Planten uit de Zingiberaceae die zichzelf zo langzamerhand in de volle grond wel bewezen hebben zijn de Hedychiums. De meest winterharde soorten zijn Hedychium densiflorum, H. ellipticum, H. forrestii, H. spicatum, H. yunnanense, H. coronarium en H. coccineum.

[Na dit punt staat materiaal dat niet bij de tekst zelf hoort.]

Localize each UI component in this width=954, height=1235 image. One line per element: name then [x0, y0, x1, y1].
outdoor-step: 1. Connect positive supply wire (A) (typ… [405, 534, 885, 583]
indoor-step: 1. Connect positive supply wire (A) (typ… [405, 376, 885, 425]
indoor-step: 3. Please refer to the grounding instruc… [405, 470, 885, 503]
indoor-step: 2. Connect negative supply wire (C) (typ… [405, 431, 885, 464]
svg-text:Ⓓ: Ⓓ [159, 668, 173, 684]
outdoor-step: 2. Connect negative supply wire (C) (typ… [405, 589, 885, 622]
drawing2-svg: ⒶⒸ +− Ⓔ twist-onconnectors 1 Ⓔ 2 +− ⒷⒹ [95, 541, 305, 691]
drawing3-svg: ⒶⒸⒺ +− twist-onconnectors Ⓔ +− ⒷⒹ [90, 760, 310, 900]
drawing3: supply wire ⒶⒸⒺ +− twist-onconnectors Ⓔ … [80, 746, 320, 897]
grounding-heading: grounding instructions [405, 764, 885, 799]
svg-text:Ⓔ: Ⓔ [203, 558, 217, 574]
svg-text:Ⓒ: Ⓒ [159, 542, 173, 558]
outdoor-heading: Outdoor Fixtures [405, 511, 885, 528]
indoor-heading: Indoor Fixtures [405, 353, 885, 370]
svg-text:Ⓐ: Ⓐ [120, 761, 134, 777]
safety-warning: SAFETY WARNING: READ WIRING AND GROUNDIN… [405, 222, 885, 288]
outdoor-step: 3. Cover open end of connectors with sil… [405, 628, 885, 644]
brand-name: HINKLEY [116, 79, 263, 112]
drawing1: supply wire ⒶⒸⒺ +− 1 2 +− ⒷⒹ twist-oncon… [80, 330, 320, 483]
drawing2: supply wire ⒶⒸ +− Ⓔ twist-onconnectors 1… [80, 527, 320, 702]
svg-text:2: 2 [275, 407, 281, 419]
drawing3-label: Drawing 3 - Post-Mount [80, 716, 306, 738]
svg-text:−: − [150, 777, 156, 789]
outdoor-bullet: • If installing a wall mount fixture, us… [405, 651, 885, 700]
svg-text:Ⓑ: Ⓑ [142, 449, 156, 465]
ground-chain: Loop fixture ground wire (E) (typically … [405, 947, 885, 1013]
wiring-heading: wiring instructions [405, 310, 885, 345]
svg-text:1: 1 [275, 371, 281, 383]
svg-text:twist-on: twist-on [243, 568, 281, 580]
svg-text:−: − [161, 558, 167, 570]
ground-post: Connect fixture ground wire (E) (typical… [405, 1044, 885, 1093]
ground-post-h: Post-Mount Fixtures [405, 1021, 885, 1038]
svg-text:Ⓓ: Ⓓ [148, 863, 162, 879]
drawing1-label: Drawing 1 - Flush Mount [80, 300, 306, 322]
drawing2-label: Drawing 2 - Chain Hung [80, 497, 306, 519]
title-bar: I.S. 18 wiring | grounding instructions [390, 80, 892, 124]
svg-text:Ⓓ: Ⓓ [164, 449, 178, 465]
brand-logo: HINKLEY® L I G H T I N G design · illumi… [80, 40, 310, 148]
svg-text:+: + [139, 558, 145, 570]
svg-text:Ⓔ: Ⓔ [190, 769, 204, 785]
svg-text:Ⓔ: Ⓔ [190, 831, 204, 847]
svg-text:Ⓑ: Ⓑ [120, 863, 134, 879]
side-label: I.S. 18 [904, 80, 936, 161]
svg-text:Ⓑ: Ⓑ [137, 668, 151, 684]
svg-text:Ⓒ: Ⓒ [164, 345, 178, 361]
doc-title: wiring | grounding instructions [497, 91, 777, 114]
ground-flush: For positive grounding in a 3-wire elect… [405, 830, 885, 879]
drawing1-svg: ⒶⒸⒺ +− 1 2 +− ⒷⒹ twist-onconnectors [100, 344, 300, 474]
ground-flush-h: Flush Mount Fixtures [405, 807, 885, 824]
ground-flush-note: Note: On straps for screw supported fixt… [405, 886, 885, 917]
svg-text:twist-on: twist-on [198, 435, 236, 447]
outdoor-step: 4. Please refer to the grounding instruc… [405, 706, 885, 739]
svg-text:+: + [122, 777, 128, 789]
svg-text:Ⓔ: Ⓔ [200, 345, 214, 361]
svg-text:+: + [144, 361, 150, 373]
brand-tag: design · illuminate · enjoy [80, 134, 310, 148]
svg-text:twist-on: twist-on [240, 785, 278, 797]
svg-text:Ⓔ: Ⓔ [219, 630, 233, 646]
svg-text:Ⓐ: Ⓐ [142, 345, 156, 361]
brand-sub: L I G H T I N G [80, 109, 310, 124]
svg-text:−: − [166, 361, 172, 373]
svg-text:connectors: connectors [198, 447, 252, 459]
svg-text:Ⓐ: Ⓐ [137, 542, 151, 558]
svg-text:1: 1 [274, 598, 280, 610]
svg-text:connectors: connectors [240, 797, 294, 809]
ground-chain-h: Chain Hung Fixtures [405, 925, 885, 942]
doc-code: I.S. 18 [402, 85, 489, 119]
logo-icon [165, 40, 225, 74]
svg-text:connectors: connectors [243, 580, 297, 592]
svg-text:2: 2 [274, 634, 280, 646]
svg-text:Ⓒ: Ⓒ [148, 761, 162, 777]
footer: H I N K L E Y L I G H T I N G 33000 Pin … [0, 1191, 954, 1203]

Hedychiums zijn forse planten met groot, canna-achtig blad en bloemen die misschien nog het meest aan reusachtige kamperfoeliebloemen doen denken. Veel soorten worden tussen 1 en 1,5 meter hoog. Ze houden van schaduw en van vochtige, vruchtbare grond. Waar varens het naar hun zin hebben, daar doen Hedychiums het ook. De beste soort om eens mee te beginnen is Hedychium cocineum ‘Tara’ met zwoelgeurende, zalmoranje bloemen in september. Eén plant neemt een vierkante meter in beslag. ‘Tara’ is genoemd naar de dochter van Tony Schilling, een Engelse botanicus die de planten in Nepal verzamelde. Tony leidde vroeger voettochten voor rijke toeristen, van de Nepalese hoofdstad Kathmandu naar de voet van de Mount Everest, langs wat hij de loo paper trail – het wc-papierpad – noemde. Veel toeristen kregen in Nepal namelijk hevige last van diarree en extra ladingen wc-papier moesten vaak per helikopter worden ingevlogen. Het was op een van deze tochten dat hij ‘Tara’ ontdekte, een tuingember die vooral ’s nachts zo overdadig ruikt dat de geur in golven komt aanrollen en elke gedachte aan buikloop doet verdwijnen. Tony Schilling introduceerde nog een tweede Hedychium in onze tuinen: ‘Stephen’, genoemd naar zijn zoon. Bleekgele bloemen, en even welriekend als ‘Tara’.